Le S&P 500 devrait grimper encore de 25 % pour atteindre « l'exubérance irrationnelle » de l'ère Internet, selon la Société Générale
  • Le S&P 500 devrait grimper encore de 25 % à 6 250 pour atteindre « l’exubérance irrationnelle » de l’ère point-com, a déclaré la Société Générale.
  • Les investisseurs ne surévaluent pas autant les actions qu’ils l’étaient au plus fort de la bulle Internet.
  • Même si les gains sont concentrés, l’étendue du marché s’améliore.

Les magnifiques gains des actions technologiques des Magnificent Seven ont provoqué une avalanche de comparaisons de l’ère point-com de la part de Wall Street. Nvidia est comme Cisco, le battage médiatique autour de l’IA est comme l’engouement pour Internet, etc.

Mais en analysant les chiffres, Société Générale estime que le S&P 500 devrait encore bondir de 25 % pour atteindre les niveaux « d’exubérance irrationnelle » qui ont alimenté la bulle technologique dans les années 90.

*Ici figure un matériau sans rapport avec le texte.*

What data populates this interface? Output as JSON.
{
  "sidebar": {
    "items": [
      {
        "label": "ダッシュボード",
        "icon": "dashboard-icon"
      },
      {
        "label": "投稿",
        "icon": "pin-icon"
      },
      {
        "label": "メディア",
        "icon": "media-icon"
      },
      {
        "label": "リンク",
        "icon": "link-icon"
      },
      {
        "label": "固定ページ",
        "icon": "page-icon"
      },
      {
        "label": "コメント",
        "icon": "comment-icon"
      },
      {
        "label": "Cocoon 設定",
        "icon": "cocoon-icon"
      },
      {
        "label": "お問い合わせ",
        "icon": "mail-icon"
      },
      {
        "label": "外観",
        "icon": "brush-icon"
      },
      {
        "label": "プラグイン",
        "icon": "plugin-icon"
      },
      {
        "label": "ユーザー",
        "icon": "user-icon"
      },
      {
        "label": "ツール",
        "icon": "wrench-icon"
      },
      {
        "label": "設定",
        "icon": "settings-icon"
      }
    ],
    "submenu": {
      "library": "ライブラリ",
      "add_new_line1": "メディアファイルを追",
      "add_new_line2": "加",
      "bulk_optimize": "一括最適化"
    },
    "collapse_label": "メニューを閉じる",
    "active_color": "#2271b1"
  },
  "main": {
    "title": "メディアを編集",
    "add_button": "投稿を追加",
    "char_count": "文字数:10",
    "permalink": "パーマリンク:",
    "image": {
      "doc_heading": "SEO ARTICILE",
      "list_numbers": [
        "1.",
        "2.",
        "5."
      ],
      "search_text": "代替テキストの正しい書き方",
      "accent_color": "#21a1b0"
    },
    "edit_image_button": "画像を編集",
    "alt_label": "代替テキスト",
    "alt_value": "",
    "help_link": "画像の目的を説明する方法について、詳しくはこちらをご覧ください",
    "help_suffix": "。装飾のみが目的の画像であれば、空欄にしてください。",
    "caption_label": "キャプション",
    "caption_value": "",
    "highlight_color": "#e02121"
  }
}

« En appliquant le pic du [technology-media-telecoms] Si l’on compare la bulle au Nasdaq-100, il faudrait que le S&P 500 atteigne 6 250 pour intégrer le même niveau d’exubérance irrationnelle », écrivent les analystes Manish Kabra et Alain Bokobza dans une note mercredi.

L’indice de référence s’échangeait autour de 4.966 mercredi après-midi.

Le calcul dont parle Kabra est la part des bénéfices du secteur technologique dans le S&P 500. Au plus fort de la bulle Internet, le secteur technologique se négociait à deux fois sa part des bénéfices dans le S&P 500, et l’indice de référence avait un prix à -rapport de gains de 25x.

Aujourd’hui, le Nasdaq-100 se négocie à 1,25 fois sa part des bénéfices (40 % du bénéfice par action du S&P 500) et le ratio cours/bénéfice du S&P 500 est de 20x.

En d’autres termes, les investisseurs ne surévaluent pas autant les actions qu’ils l’étaient au plus fort de la bulle technologique Internet.

Ce n’est pas que le S&P 500 ne soit pas concentré : des actions comme Microsoft, Apple et Nvidia représentent une grande partie de sa performance exceptionnelle de l’année dernière, et le Magnificent Seven a représenté 45 % de la hausse de l’indice en janvier.

« Il ne fait aucun doute que la concentration constitue l’un des risques les plus importants », a écrit Kabra. « Les pondérations de l’indice des 10 principales actions américaines sont encore plus élevées aujourd’hui qu’elles ne l’étaient au cours de l’année précédente. [dot-com]-bulle. »

Mais jusqu’à présent, la reprise a été motivée par un « optimisme rationnel » plutôt que par une exubérance irrationnelle, a-t-il déclaré. De plus en plus d’actions participent au rallye du marché au lieu de la coterie de sept stars de la technologie, et les actions du monde entier sont stimulées par de solides bénéfices.